At this time of year almost every cricketer, from the county player to the club no-hoper, grows excited at the prospects of the season ahead. This is the small window during which dreams far outweigh reality. However bad the ability is, the imagination can still allow fleeting thoughts that this season might just be different. It usually takes only a few overs or an ugly cross-batted heave to bring the truth rudely home. But at least most cricketers get onto the field. But Andrew "AJ" Harris, the Nottinghamshire seamer, didn't even get that far before his season got off to a wretched start.
Playing in one of the traditional early-season run/wicket-fests against students which passes as first-class, Harris strained his groin. He hoped not to bat, but with team-mate Chris Read on 94 not out when the ninth wicket fell, Harris gamely limped into action. His problem was that he limped too slowly. He had hobbled halfway down the Trent Bridge pavilion steps when the Durham University players appealed that he was taking too long. The umpire agreed, and gave Harris "Timed Out" under Law 31.1a.
Harris could consider himself rather unfortunate.

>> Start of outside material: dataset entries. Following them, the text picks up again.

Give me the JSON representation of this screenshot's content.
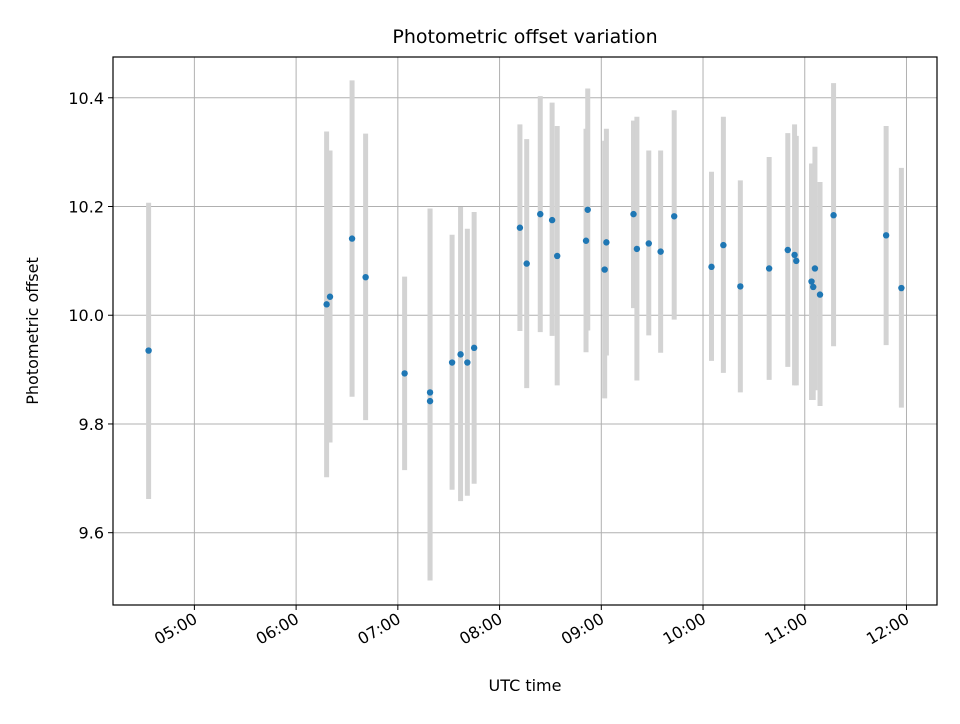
{
  "chart_data": {
    "type": "scatter",
    "title": "Photometric offset variation",
    "xlabel": "UTC time",
    "ylabel": "Photometric offset",
    "x_tick_labels": [
      "05:00",
      "06:00",
      "07:00",
      "08:00",
      "09:00",
      "10:00",
      "11:00",
      "12:00"
    ],
    "y_tick_labels": [
      "9.6",
      "9.8",
      "10.0",
      "10.2",
      "10.4"
    ],
    "xlim": [
      "04:12",
      "12:18"
    ],
    "ylim": [
      9.467,
      10.475
    ],
    "grid": true,
    "colors": {
      "point": "#1f77b4",
      "errorbar": "#d3d3d3",
      "grid": "#b0b0b0"
    },
    "x_tick_values": [
      "05:00",
      "06:00",
      "07:00",
      "08:00",
      "09:00",
      "10:00",
      "11:00",
      "12:00"
    ],
    "y_tick_values": [
      9.6,
      9.8,
      10.0,
      10.2,
      10.4
    ],
    "points": [
      {
        "t": "04:33",
        "y": 9.935,
        "lo": 9.662,
        "hi": 10.207
      },
      {
        "t": "06:18",
        "y": 10.02,
        "lo": 9.702,
        "hi": 10.338
      },
      {
        "t": "06:20",
        "y": 10.034,
        "lo": 9.766,
        "hi": 10.303
      },
      {
        "t": "06:33",
        "y": 10.141,
        "lo": 9.85,
        "hi": 10.432
      },
      {
        "t": "06:41",
        "y": 10.07,
        "lo": 9.807,
        "hi": 10.334
      },
      {
        "t": "07:04",
        "y": 9.893,
        "lo": 9.715,
        "hi": 10.071
      },
      {
        "t": "07:19",
        "y": 9.858,
        "lo": 9.512,
        "hi": 10.196
      },
      {
        "t": "07:19",
        "y": 9.842,
        "lo": 9.512,
        "hi": 10.196
      },
      {
        "t": "07:32",
        "y": 9.913,
        "lo": 9.679,
        "hi": 10.148
      },
      {
        "t": "07:37",
        "y": 9.928,
        "lo": 9.658,
        "hi": 10.199
      },
      {
        "t": "07:41",
        "y": 9.913,
        "lo": 9.668,
        "hi": 10.159
      },
      {
        "t": "07:45",
        "y": 9.94,
        "lo": 9.69,
        "hi": 10.19
      },
      {
        "t": "08:12",
        "y": 10.161,
        "lo": 9.971,
        "hi": 10.351
      },
      {
        "t": "08:16",
        "y": 10.095,
        "lo": 9.866,
        "hi": 10.324
      },
      {
        "t": "08:24",
        "y": 10.186,
        "lo": 9.969,
        "hi": 10.403
      },
      {
        "t": "08:31",
        "y": 10.175,
        "lo": 9.962,
        "hi": 10.391
      },
      {
        "t": "08:34",
        "y": 10.109,
        "lo": 9.871,
        "hi": 10.348
      },
      {
        "t": "08:51",
        "y": 10.137,
        "lo": 9.932,
        "hi": 10.343
      },
      {
        "t": "08:52",
        "y": 10.194,
        "lo": 9.972,
        "hi": 10.417
      },
      {
        "t": "09:02",
        "y": 10.084,
        "lo": 9.847,
        "hi": 10.321
      },
      {
        "t": "09:03",
        "y": 10.134,
        "lo": 9.926,
        "hi": 10.343
      },
      {
        "t": "09:19",
        "y": 10.186,
        "lo": 10.013,
        "hi": 10.358
      },
      {
        "t": "09:21",
        "y": 10.122,
        "lo": 9.88,
        "hi": 10.365
      },
      {
        "t": "09:28",
        "y": 10.132,
        "lo": 9.963,
        "hi": 10.303
      },
      {
        "t": "09:35",
        "y": 10.117,
        "lo": 9.931,
        "hi": 10.303
      },
      {
        "t": "09:43",
        "y": 10.182,
        "lo": 9.992,
        "hi": 10.377
      },
      {
        "t": "10:05",
        "y": 10.089,
        "lo": 9.916,
        "hi": 10.264
      },
      {
        "t": "10:12",
        "y": 10.129,
        "lo": 9.894,
        "hi": 10.365
      },
      {
        "t": "10:22",
        "y": 10.053,
        "lo": 9.858,
        "hi": 10.248
      },
      {
        "t": "10:39",
        "y": 10.086,
        "lo": 9.881,
        "hi": 10.291
      },
      {
        "t": "10:50",
        "y": 10.12,
        "lo": 9.905,
        "hi": 10.335
      },
      {
        "t": "10:54",
        "y": 10.111,
        "lo": 9.871,
        "hi": 10.351
      },
      {
        "t": "10:55",
        "y": 10.1,
        "lo": 9.871,
        "hi": 10.33
      },
      {
        "t": "11:04",
        "y": 10.062,
        "lo": 9.844,
        "hi": 10.279
      },
      {
        "t": "11:05",
        "y": 10.052,
        "lo": 9.844,
        "hi": 10.279
      },
      {
        "t": "11:06",
        "y": 10.086,
        "lo": 9.862,
        "hi": 10.31
      },
      {
        "t": "11:09",
        "y": 10.038,
        "lo": 9.833,
        "hi": 10.245
      },
      {
        "t": "11:17",
        "y": 10.184,
        "lo": 9.943,
        "hi": 10.427
      },
      {
        "t": "11:48",
        "y": 10.147,
        "lo": 9.945,
        "hi": 10.348
      },
      {
        "t": "11:57",
        "y": 10.05,
        "lo": 9.83,
        "hi": 10.271
      }
    ]
  }
}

The law used to state that a batsman could be given out in this way if he took more than two minutes to make it onto the field of play, and also that the innings of the side would be deemed to be over on the grounds that they were refusing to bat. The wording was changed in 1980, removing the two-minute mention and instead saying that the delay had to be "wilful" and that only the offending player would be considered out.

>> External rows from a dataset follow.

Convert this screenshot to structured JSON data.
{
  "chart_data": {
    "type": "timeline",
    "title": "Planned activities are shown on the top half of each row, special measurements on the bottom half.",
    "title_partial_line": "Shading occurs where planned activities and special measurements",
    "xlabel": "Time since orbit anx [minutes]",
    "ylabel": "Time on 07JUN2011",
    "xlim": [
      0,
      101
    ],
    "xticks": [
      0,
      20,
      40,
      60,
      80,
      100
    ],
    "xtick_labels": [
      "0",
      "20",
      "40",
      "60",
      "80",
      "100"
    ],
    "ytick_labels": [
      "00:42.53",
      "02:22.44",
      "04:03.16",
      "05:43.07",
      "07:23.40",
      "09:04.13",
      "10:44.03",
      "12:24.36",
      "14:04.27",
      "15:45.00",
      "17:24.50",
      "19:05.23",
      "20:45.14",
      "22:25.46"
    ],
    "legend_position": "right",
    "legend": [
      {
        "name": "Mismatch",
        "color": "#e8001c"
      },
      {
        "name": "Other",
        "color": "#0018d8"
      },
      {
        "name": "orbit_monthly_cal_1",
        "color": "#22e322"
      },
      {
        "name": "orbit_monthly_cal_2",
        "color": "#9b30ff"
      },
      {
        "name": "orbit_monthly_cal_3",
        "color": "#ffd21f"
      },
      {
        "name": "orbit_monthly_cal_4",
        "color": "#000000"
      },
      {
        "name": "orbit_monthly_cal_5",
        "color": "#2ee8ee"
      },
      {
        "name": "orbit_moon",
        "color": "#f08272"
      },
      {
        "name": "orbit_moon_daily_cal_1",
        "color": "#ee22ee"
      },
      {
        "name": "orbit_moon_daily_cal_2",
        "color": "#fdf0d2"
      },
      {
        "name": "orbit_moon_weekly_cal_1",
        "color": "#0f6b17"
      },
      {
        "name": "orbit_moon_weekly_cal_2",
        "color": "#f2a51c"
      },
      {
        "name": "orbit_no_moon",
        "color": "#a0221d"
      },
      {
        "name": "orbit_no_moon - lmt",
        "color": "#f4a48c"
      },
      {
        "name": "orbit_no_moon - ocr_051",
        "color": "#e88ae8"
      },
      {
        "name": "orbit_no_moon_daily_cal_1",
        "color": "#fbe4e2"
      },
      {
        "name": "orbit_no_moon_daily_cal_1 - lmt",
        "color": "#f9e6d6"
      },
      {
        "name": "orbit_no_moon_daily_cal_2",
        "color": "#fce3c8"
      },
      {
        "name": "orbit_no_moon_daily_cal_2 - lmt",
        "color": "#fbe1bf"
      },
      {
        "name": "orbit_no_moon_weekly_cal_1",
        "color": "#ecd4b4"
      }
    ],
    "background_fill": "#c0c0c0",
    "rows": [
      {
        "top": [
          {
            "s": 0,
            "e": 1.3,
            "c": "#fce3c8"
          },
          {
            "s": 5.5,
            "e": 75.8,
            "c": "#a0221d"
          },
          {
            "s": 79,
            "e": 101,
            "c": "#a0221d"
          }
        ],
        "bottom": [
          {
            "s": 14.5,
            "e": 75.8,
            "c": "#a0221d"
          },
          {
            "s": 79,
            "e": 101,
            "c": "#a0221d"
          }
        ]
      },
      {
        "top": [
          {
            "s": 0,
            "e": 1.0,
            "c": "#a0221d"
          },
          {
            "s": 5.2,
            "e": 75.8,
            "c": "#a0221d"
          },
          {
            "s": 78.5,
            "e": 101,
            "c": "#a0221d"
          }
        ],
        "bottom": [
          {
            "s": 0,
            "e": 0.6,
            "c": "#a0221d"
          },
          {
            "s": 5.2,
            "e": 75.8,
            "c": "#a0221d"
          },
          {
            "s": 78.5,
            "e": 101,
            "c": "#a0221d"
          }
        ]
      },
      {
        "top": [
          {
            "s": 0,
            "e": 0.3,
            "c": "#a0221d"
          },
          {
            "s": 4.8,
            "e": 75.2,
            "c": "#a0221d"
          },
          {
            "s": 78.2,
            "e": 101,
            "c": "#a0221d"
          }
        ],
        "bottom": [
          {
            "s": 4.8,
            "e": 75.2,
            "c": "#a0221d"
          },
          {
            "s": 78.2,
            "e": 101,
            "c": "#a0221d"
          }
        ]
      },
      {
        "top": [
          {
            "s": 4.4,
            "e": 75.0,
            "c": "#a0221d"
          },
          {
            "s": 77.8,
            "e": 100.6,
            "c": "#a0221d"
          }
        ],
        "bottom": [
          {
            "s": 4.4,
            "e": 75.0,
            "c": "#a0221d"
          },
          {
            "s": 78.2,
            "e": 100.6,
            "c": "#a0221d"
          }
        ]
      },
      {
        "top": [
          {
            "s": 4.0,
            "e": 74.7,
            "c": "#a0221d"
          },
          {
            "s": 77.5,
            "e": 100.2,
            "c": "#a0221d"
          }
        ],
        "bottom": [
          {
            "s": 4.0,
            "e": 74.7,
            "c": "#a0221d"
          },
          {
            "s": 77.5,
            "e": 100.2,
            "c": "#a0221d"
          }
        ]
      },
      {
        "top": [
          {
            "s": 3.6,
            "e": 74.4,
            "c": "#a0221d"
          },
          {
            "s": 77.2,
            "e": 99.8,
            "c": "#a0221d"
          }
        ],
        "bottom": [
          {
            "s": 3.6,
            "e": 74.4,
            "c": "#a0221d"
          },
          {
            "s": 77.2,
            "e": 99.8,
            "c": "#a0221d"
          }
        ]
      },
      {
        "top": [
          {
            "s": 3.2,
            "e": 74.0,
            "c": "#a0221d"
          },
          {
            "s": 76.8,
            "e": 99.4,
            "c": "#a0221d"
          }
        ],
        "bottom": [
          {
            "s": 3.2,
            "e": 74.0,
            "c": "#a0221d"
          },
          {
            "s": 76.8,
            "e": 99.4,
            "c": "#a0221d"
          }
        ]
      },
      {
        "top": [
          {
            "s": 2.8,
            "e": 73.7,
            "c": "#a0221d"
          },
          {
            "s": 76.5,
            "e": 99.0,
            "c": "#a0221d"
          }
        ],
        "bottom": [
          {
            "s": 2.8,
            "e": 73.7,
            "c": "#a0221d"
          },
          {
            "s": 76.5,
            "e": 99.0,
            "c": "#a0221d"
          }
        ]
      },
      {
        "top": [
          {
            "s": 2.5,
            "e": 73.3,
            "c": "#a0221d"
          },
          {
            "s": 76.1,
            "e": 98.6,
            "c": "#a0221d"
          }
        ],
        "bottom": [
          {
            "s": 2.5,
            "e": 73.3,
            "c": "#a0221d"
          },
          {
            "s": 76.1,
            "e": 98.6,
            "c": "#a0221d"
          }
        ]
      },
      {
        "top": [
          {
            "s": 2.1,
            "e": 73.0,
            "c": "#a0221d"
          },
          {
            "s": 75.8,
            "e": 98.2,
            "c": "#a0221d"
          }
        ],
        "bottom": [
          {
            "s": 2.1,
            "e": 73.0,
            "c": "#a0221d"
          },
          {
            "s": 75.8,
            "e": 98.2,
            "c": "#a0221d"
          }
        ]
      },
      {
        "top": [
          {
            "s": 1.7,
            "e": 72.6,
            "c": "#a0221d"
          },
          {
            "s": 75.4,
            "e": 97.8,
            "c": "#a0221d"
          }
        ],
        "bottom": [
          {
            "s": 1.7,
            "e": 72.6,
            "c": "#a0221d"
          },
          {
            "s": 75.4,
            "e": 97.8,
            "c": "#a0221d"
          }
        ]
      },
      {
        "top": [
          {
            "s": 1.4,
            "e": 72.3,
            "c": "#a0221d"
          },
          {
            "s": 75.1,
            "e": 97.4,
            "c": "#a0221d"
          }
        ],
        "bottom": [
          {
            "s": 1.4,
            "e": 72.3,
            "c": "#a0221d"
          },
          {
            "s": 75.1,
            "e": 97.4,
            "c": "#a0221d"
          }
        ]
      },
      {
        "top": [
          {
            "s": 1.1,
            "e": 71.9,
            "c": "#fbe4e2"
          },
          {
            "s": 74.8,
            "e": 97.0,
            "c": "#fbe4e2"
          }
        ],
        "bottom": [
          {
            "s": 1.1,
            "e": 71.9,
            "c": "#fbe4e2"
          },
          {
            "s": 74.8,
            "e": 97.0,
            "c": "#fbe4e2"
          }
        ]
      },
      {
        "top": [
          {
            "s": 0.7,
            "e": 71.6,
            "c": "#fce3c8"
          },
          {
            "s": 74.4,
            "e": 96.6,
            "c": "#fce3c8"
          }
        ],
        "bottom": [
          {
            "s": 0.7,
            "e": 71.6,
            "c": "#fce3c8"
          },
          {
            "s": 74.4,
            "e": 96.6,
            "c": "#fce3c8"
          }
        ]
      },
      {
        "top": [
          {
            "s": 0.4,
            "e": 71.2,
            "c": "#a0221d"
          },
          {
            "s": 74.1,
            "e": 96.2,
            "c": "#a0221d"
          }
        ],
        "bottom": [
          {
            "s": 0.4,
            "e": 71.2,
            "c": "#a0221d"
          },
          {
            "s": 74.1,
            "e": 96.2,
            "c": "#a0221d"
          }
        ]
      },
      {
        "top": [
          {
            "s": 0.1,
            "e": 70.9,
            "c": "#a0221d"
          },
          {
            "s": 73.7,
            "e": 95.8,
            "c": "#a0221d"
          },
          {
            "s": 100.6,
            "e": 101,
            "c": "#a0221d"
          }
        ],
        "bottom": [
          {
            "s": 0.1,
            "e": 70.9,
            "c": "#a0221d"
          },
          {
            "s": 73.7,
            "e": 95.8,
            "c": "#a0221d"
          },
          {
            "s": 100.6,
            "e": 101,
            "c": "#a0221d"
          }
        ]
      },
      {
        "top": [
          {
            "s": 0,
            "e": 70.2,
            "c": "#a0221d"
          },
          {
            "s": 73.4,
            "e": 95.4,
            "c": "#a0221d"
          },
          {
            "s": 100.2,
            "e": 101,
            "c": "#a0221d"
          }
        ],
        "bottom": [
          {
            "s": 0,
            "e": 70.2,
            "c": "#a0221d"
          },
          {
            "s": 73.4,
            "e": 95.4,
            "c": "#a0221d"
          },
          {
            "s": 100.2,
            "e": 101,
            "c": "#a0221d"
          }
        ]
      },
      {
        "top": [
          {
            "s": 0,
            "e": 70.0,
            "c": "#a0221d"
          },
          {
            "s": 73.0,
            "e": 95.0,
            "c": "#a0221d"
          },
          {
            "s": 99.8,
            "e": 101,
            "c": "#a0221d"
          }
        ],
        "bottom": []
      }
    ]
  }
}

Not surprisingly, this mode of dismissal is rare, and Harris's is only the fourth instance in first-class cricket. The first occurred in 1987-88 - playing against Transvaal at Port Elizabeth, Eastern Province's Andrew Jordaan, who was not out overnight, failed to arrive in time next morning as the roads were bad after a downpour.
The next was in a Ranji Trophy match between Orissa and Tripura at Cuttack on December 20, 1997. The circumstances were no less bizarre. When Tripura lost their ninth wicket, the umpires called for drinks. At the end of the three-minute break the Tripura No. 11, Hemulal Yadav, had made no attempt to come on and was sitting on the boundary edge chatting with his team manager. As the umpires returned to their positions the Orissa fielders appealed, and the umpires gave Yadav out and secured his place in history.
The third time was in the 2002-03 season. Vasbert Drakes, the West Indian fast bowler, is down on the scorecard as Timed Out for Border against Free State at East London: he was rather unfortunate as he wasn't even in the country at the time - his plane to South Africa had been delayed and he had not arrived.
There is one other instance to be found in first-class cricket, but the batsman is officially listed in Wisden as "absent". And this case was the most controversial of the lot.
On May 22, 1919, Somerset's match against Sussex at Taunton was heading for a gripping climax. When Sussex's ninth second-innings wicket fell the scores were tied. Their No. 11, Harold Heygate, had not expected to bat as he was crippled with rheumatism, a complaint aggravated by his time in the trenches during the First World War. He had not batted or bowled in the match. As the crowd waited to see if Heygate would emerge from the pavilion (it was by no means certain), one of the Somerset players appealed and Heygate was given out. The match was tied, and Heygate's dismissal was subsequently upheld by MCC.
Wisden, however, was distinctly unimpressed: "Whether or not Heygate would have crawled to the wicket, it was very unsportsmanlike that such a point should have been raised when there remained ample time to finish the match."